Nach dem derzeit landesweit geltenden Dekret der "neuen Normalität" der Zentralregierung gilt eine Maskenpflicht in ganz Spanien im Freien nur dann, wenn ein Sicherheitsabstand von mindestens eineinhalb Metern nicht eingehalten werden kann. Am Strand sowie in Cafés und Restaurants ist das Tragen einer Maske meist nicht üblich.

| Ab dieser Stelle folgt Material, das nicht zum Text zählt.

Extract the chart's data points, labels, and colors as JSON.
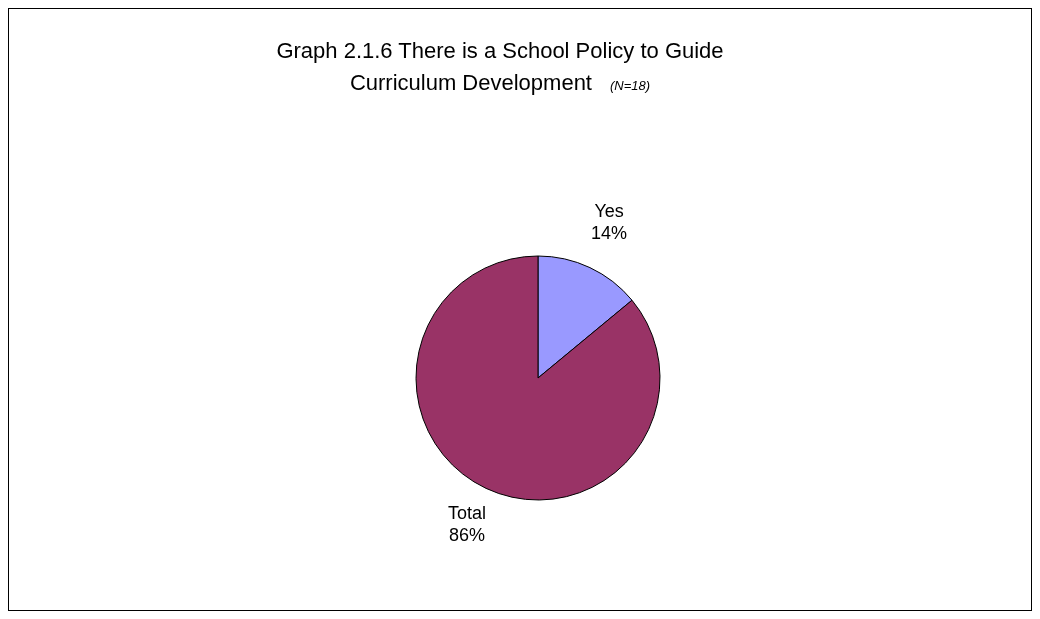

Besonderes Augenmerk auf Segrià

Die Zunahme der Zahl der Corona-Infektionen bereitet vor allem in Segrià Sorgen. Der katalanische Landkreis mit der Großstadt Lleida war die erste Region, die nach der Lockerung der Corona-Maßnahmen in Spanien wieder unter Quarantäne gestellt worden war. Insgesamt sind davon seit Samstag 210.000 Menschen betroffen. Zwei Wochen lang dürfen Personen nur in Ausnahmefällen einreisen oder die Region verlassen. Die Zahl der Neuansteckungen ging am Dienstag in Segrià im Vergleich zum Vortag von 188 auf 74 zurück. Einige Krankenhäuser arbeiteten aber bereits an der Grenze ihrer Auslastungskapazität.

*Datenschutz

Spanien ist mit knapp 28.400 Corona-Todesopfern und 250.000 Infizierten eines der am schwersten von der Pandemie getroffenen Länder. Landesweit sind die Zahlen jedoch seit Mitte Mai stark gesunken. Am vergangenen Montag hatten Hunderte Menschen in der Hauptstadt Madrid der nationalen Pandemie-Toten bei einem Trauergottesdienst gedacht.